Members of the Khmer Krom community, including nearly 2,000 Buddhist monks, gathered in the capital’s Wat Botum Park Thursday morning to mark the 60th anniversary of the day France officially ceded the territory known as Kampuchea Krom to Vietnam on June 4, 1949.
But the ceremony was almost brought to an unexpected end the night before when officials at the Ministry of Culture told organizers they could not use the scheduled site, Chaktomuk Conference Hall.
Ang Chanrith, head of the Khmer Kampuchea Krom Human Rights Organization, said organizers were informed between 11 pm and midnight Wednesday that they could no longer host their observance at the riverfront center. He said the late-night notice sent planners scrambling to find a new location. The more than hour-long service was eventually held at the public park under two large tents with the Cambodian-Vietnamese Friendship Monument looming in the background.
Members of the Khmer Krom community said they viewed the last-minute change as an attempt to disrupt the gathering before it even began.
“They should have informed us beforehand,” said Son Soubert, a member of the Constitutional Council and a Khmer Krom. “I don’t think it is correct. It is a trick to jeopardize the meeting.”
Culture Ministry Secretary of State Chuch Phoeurn said he was unaware of the issue but added that the conference hall has suffered problems with its infrastructure and is in need of renovations.
“There is a problem with the electric system, water supply and air conditioner.

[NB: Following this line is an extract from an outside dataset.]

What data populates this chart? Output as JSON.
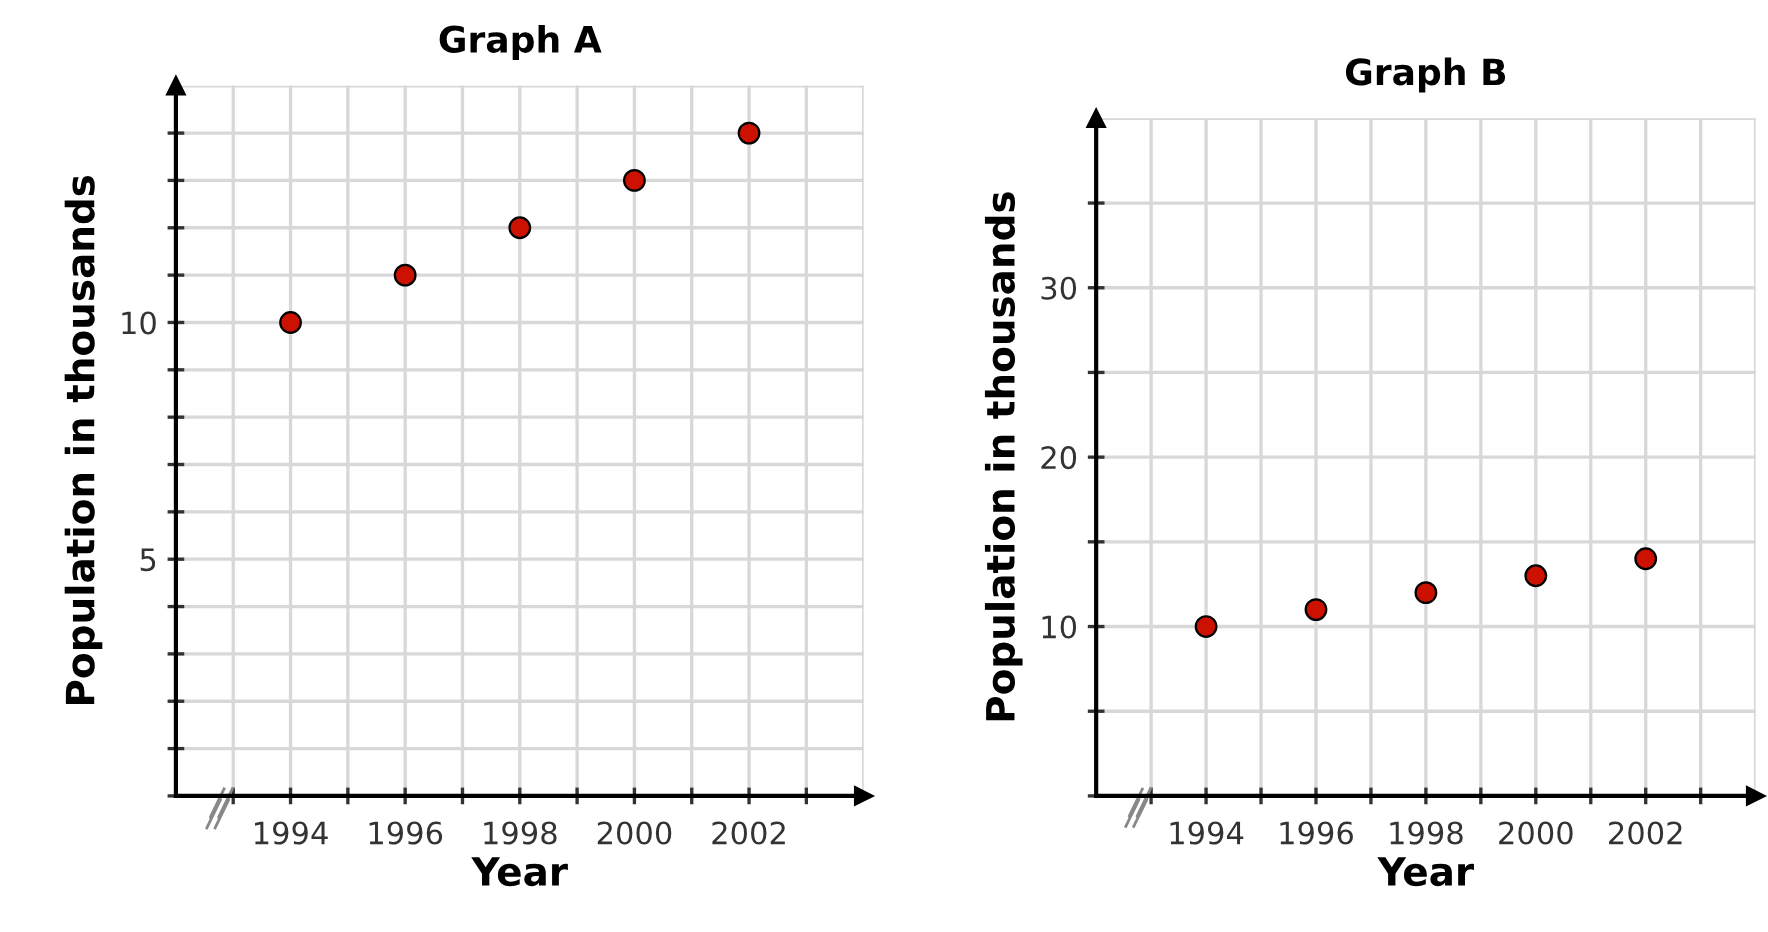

So we could not rent this building to them to avoid the criticism of the government when they use it and then some of the systems inside the building do not work,” he said of the iconic center, which hosted the opening ceremony for the Asean-European Union ministerial meeting just last week.
A man answering Culture Minister Him Chhem’s phone said he was too busy to comment.
Besides commemorating history, the event also served as a chance to highlight the plight of the Khmer Krom community.
According to a recent survey by the Khmer Kampuchea Krom Community group, roughly 40 percent of Khmer Krom living in Cambodia do not have Cambodian identification cards and have experienced difficulties when they try to obtain them.
The survey found that many Khmer Krom encountered harassment or delays from officials while attempting to gain their ID cards.
“If they want ID cards they have to pay authorities at least $20, or sometimes the authorities ask them to change their name or place of birth,” the group’s Executive Director Thach Setha said Tuesday.
Ministry of Interior spokesman Lieutenant General Khieu Sopheak said Wednesday that there is no charge for obtaining a national identification card regardless of who is requesting one. He said if certain members of the Khmer Krom community are having difficulties getting identity papers, they should consult with those Khmer Krom who already hold Cambodian identification cards for advice.
“It is very simple,” he said of the application process. “The rest can explain the process to the remaining ones.”